For that to work, they reasoned, researchers will have to be able to track changes in the cognitive abilities of the Huntington’s sheep. So they decided to find out whether normal sheep could pass some of the challenging tests given to people with Huntington’s. If the sheep passed, that would mean that the Huntington’s sheep could be seen losing the ability as their disease progressed – and maybe regaining it if any treatments worked. So Avanzo and Morton put seven female sheep through a series of increasingly tricky challenges. In one test the sheep walked into a pen that contained two buckets, one blue and the other yellow, with some food in the blue one. Over the course of a few trials they learned what was going on and always went to the blue bucket. When the researchers put the food in the yellow bucket instead, the sheep changed their behaviour accordingly. They also mastered a subtler game in which the food was still in one of the buckets but the clue to its location was the colour of a cone placed nearby, not the colour of the bucket itself.
Next Avanzo and Morton stepped up the intellectual pressure, trying the sheep on intra-dimensional and extra-dimensional set-shifting. These tested the animals’ ability to shift their attention, something that requires a high level of mental control. In intra-dimensional set-shifting, the sheep still had to choose a bucket based on colour, but the set of colours was different: instead of blue and yellow, the choice was purple and green.
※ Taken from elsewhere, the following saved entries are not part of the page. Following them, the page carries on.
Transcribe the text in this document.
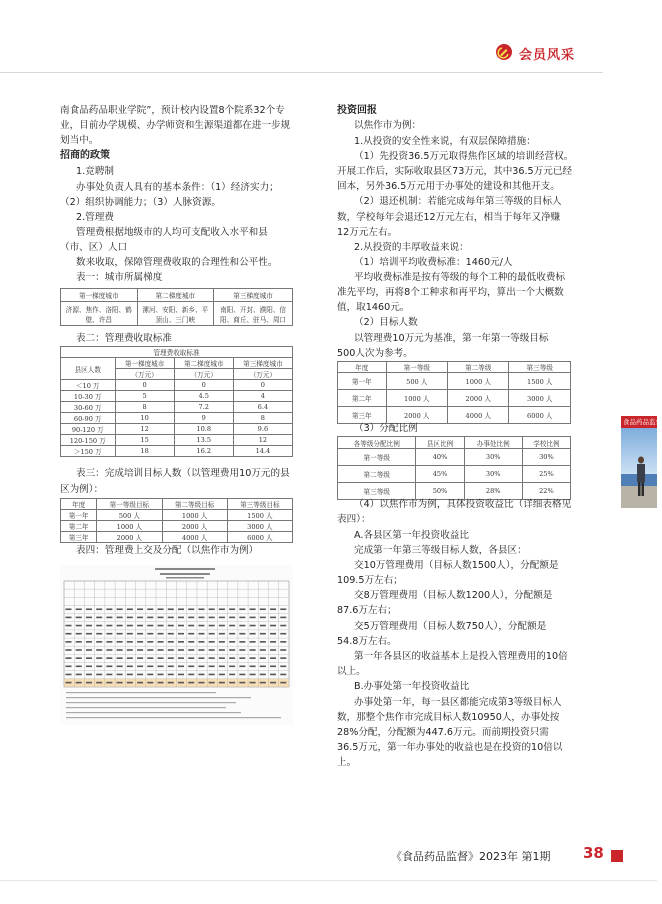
会员风采

南食品药品职业学院”，预计校内设置8个院系32个专

业，目前办学规模、办学师资和生源渠道都在进一步规

划当中。

招商的政策

1.竞聘制

办事处负责人具有的基本条件：（1）经济实力；

（2）组织协调能力；（3）人脉资源。

2.管理费

管理费根据地级市的人均可支配收入水平和县

（市、区）人口

数来收取，保障管理费收取的合理性和公平性。

表一：城市所属梯度

第一梯度城市	第二梯度城市	第三梯度城市
济源、焦作、洛阳、鹤壁、许昌	漯河、安阳、新乡、平顶山、三门峡	南阳、开封、濮阳、信阳、商丘、驻马、周口

表二：管理费收取标准

管理费收取标准			
县区人数	第一梯度城市	第二梯度城市	第三梯度城市
	（万元）	（万元）	（万元）
＜10 万	0	0	0
10-30 万	5	4.5	4
30-60 万	8	7.2	6.4
60-90 万	10	9	8
90-120 万	12	10.8	9.6
120-150 万	15	13.5	12
＞150 万	18	16.2	14.4

表三：完成培训目标人数（以管理费用10万元的县

区为例）：

年度	第一等级目标	第二等级目标	第三等级目标
第一年	500 人	1000 人	1500 人
第二年	1000 人	2000 人	3000 人
第三年	2000 人	4000 人	6000 人

表四：管理费上交及分配（以焦作市为例）

投资回报

以焦作市为例：

1.从投资的安全性来说，有双层保障措施：

（1）先投资36.5万元取得焦作区域的培训经营权。

开展工作后，实际收取县区73万元，其中36.5万元已经

回本，另外36.5万元用于办事处的建设和其他开支。

（2）退还机制：若能完成每年第三等级的目标人

数，学校每年会退还12万元左右，相当于每年又净赚

12万元左右。

2.从投资的丰厚收益来说：

（1）培训平均收费标准：1460元/人

平均收费标准是按有等级的每个工种的最低收费标

准先平均，再将8个工种求和再平均，算出一个大概数

值，取1460元。

（2）目标人数

以管理费10万元为基准，第一年第一等级目标

500人次为参考。

年度	第一等级	第二等级	第三等级
第一年	500 人	1000 人	1500 人
第二年	1000 人	2000 人	3000 人
第三年	2000 人	4000 人	6000 人

（3）分配比例

各等级分配比例	县区比例	办事处比例	学校比例
第一等级	40%	30%	30%
第二等级	45%	30%	25%
第三等级	50%	28%	22%

（4）以焦作市为例，具体投资收益比（详细表格见

表四）：

A.各县区第一年投资收益比

完成第一年第三等级目标人数，各县区：

交10万管理费用（目标人数1500人），分配额是

109.5万左右；

交8万管理费用（目标人数1200人），分配额是

87.6万左右；

交5万管理费用（目标人数750人），分配额是

54.8万左右。

第一年各县区的收益基本上是投入管理费用的10倍

以上。

B.办事处第一年投资收益比

办事处第一年，每一县区都能完成第3等级目标人

数，那整个焦作市完成目标人数10950人，办事处按

28%分配，分配额为447.6万元。而前期投资只需

36.5万元，第一年办事处的收益也是在投资的10倍以

上。

食品药品监督
《食品药品监督》2023年 第1期 38
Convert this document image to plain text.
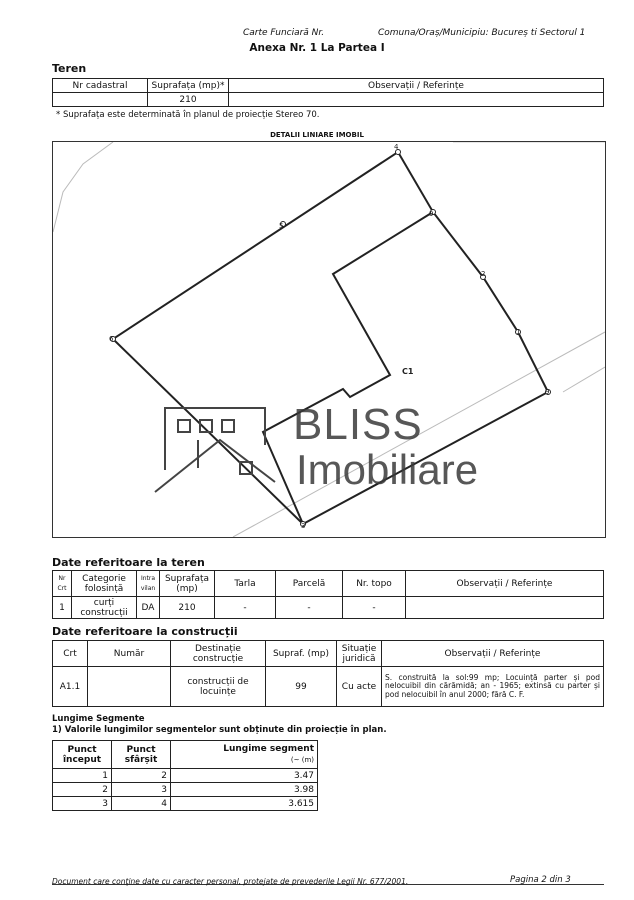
Carte Funciară Nr.	Comuna/Oraș/Municipiu: Bucureș ti Sectorul 1
Anexa Nr. 1 La Partea I
Teren
Nr cadastral	Suprafața (mp)*	Observații / Referințe
	210	
* Suprafața este determinată în planul de proiecție Stereo 70.
DETALII LINIARE IMOBIL
4
9
5
2
1
9
6
3
C1
BLISS
Imobiliare
Date referitoare la teren
Nr Crt	Categorie folosință	Intra vilan	Suprafața (mp)	Tarla	Parcelă	Nr. topo	Observații / Referințe
1	curți construcții	DA	210	-	-	-	
Date referitoare la construcții
Crt	Număr	Destinație construcție	Supraf. (mp)	Situație juridică	Observații / Referințe
A1.1		construcții de locuințe	99	Cu acte	S. construită la sol:99 mp; Locuință parter și pod nelocuibil din cărămidă; an - 1965; extinsă cu parter și pod nelocuibil în anul 2000; fără C. F.
Lungime Segmente
1) Valorile lungimilor segmentelor sunt obținute din proiecție în plan.
Punct început	Punct sfârșit	Lungime segment
(~ (m)
1	2	3.47
2	3	3.98
3	4	3.615
Document care conține date cu caracter personal, protejate de prevederile Legii Nr. 677/2001.	Pagina 2 din 3
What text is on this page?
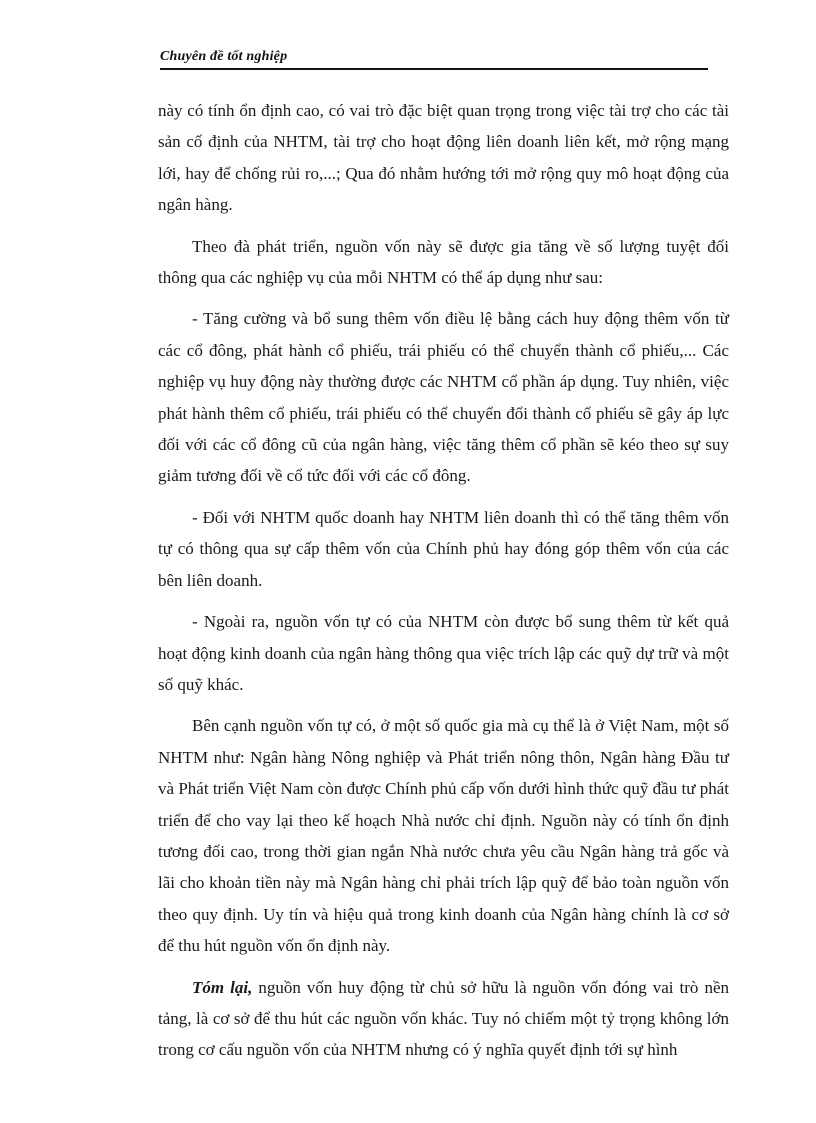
Chuyên đề tốt nghiệp

này có tính ổn định cao, có vai trò đặc biệt quan trọng trong việc tài trợ cho các tài sản cố định của NHTM, tài trợ cho hoạt động liên doanh liên kết, mở rộng mạng lới, hay để chống rủi ro,...; Qua đó nhằm hướng tới mở rộng quy mô hoạt động của ngân hàng.

Theo đà phát triển, nguồn vốn này sẽ được gia tăng về số lượng tuyệt đối thông qua các nghiệp vụ của mỗi NHTM có thể áp dụng như sau:

- Tăng cường và bổ sung thêm vốn điều lệ bằng cách huy động thêm vốn từ các cổ đông, phát hành cổ phiếu, trái phiếu có thể chuyển thành cổ phiếu,... Các nghiệp vụ huy động này thường được các NHTM cổ phần áp dụng. Tuy nhiên, việc phát hành thêm cổ phiếu, trái phiếu có thể chuyển đổi thành cổ phiếu sẽ gây áp lực đối với các cổ đông cũ của ngân hàng, việc tăng thêm cổ phần sẽ kéo theo sự suy giảm tương đối về cổ tức đối với các cổ đông.

- Đối với NHTM quốc doanh hay NHTM liên doanh thì có thể tăng thêm vốn tự có thông qua sự cấp thêm vốn của Chính phủ hay đóng góp thêm vốn của các bên liên doanh.

- Ngoài ra, nguồn vốn tự có của NHTM còn được bổ sung thêm từ kết quả hoạt động kinh doanh của ngân hàng thông qua việc trích lập các quỹ dự trữ và một số quỹ khác.

Bên cạnh nguồn vốn tự có, ở một số quốc gia mà cụ thể là ở Việt Nam, một số NHTM như: Ngân hàng Nông nghiệp và Phát triển nông thôn, Ngân hàng Đầu tư và Phát triển Việt Nam còn được Chính phủ cấp vốn dưới hình thức quỹ đầu tư phát triển để cho vay lại theo kế hoạch Nhà nước chỉ định. Nguồn này có tính ổn định tương đối cao, trong thời gian ngắn Nhà nước chưa yêu cầu Ngân hàng trả gốc và lãi cho khoản tiền này mà Ngân hàng chỉ phải trích lập quỹ để bảo toàn nguồn vốn theo quy định. Uy tín và hiệu quả trong kinh doanh của Ngân hàng chính là cơ sở để thu hút nguồn vốn ổn định này.

Tóm lại, nguồn vốn huy động từ chủ sở hữu là nguồn vốn đóng vai trò nền tảng, là cơ sở để thu hút các nguồn vốn khác. Tuy nó chiếm một tỷ trọng không lớn trong cơ cấu nguồn vốn của NHTM nhưng có ý nghĩa quyết định tới sự hình
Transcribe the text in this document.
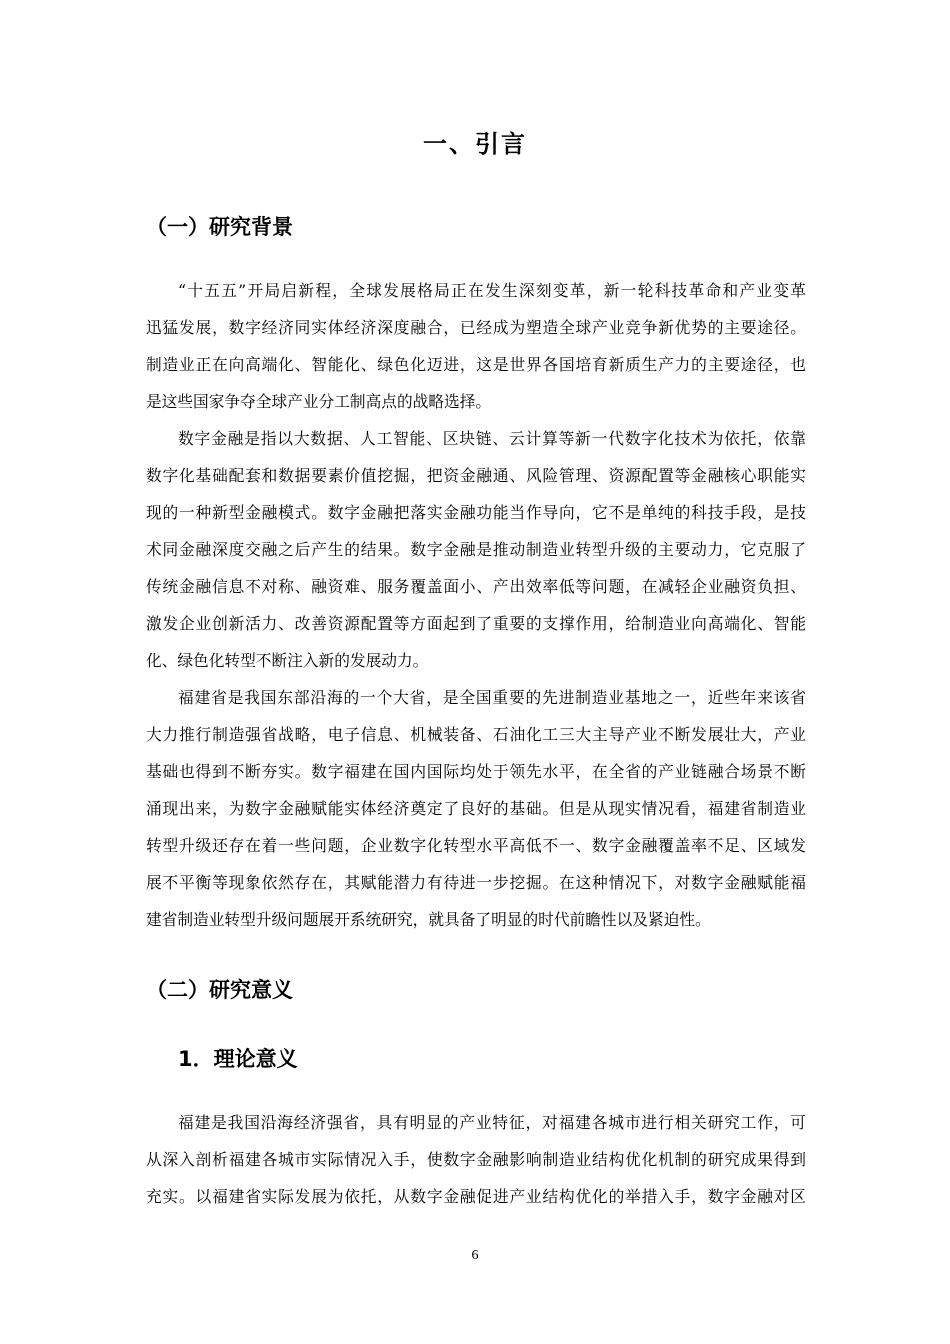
一、引言
（一）研究背景
“十五五”开局启新程，全球发展格局正在发生深刻变革，新一轮科技革命和产业变革
迅猛发展，数字经济同实体经济深度融合，已经成为塑造全球产业竞争新优势的主要途径。
制造业正在向高端化、智能化、绿色化迈进，这是世界各国培育新质生产力的主要途径，也
是这些国家争夺全球产业分工制高点的战略选择。
数字金融是指以大数据、人工智能、区块链、云计算等新一代数字化技术为依托，依靠
数字化基础配套和数据要素价值挖掘，把资金融通、风险管理、资源配置等金融核心职能实
现的一种新型金融模式。数字金融把落实金融功能当作导向，它不是单纯的科技手段，是技
术同金融深度交融之后产生的结果。数字金融是推动制造业转型升级的主要动力，它克服了
传统金融信息不对称、融资难、服务覆盖面小、产出效率低等问题，在减轻企业融资负担、
激发企业创新活力、改善资源配置等方面起到了重要的支撑作用，给制造业向高端化、智能
化、绿色化转型不断注入新的发展动力。
福建省是我国东部沿海的一个大省，是全国重要的先进制造业基地之一，近些年来该省
大力推行制造强省战略，电子信息、机械装备、石油化工三大主导产业不断发展壮大，产业
基础也得到不断夯实。数字福建在国内国际均处于领先水平，在全省的产业链融合场景不断
涌现出来，为数字金融赋能实体经济奠定了良好的基础。但是从现实情况看，福建省制造业
转型升级还存在着一些问题，企业数字化转型水平高低不一、数字金融覆盖率不足、区域发
展不平衡等现象依然存在，其赋能潜力有待进一步挖掘。在这种情况下，对数字金融赋能福
建省制造业转型升级问题展开系统研究，就具备了明显的时代前瞻性以及紧迫性。
（二）研究意义
1．理论意义
福建是我国沿海经济强省，具有明显的产业特征，对福建各城市进行相关研究工作，可
从深入剖析福建各城市实际情况入手，使数字金融影响制造业结构优化机制的研究成果得到
充实。以福建省实际发展为依托，从数字金融促进产业结构优化的举措入手，数字金融对区
6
Humans find this pretty easy. Extra-dimensional shifting is harder, as the sheep had to ignore the colour of the objects and instead focus on their shapes. In a touching piece of scientific understatement, Avanzo and Morton note that their decision to do these tests “was driven more by curiosity than expectation”. Humans and other primates can do set-shifting, but other large animals struggle with it – although researchers have persuaded mice and rats to do it. The task relies on the prefrontal cortex, a part of the brain that is much bigger in humans than other animals.
Impressively, the sheep passed the tests, learning to attend either to different pairs of colours or to the objects’ shapes as necessary. As well as being good news for the study of Huntington’s disease, it’s one more step towards rehabilitating sheep’s reputation. It really is about time we stopped making fun of sheep. They can not only recognise each other’s faces, especially sheep they are socially close to – they can remember significant others for at least two years. They can also discriminate breeds, preferring to look at their own. What’s more, there is evidence that they can group plants by family and memorise the correct route through a maze. They have sophisticated social lives too: rams become long-term buddies and stick up for each other in fights. There are even claims that sheep in the UK have learned to cross cattle grids by rolling across them, but further research may be needed on that point.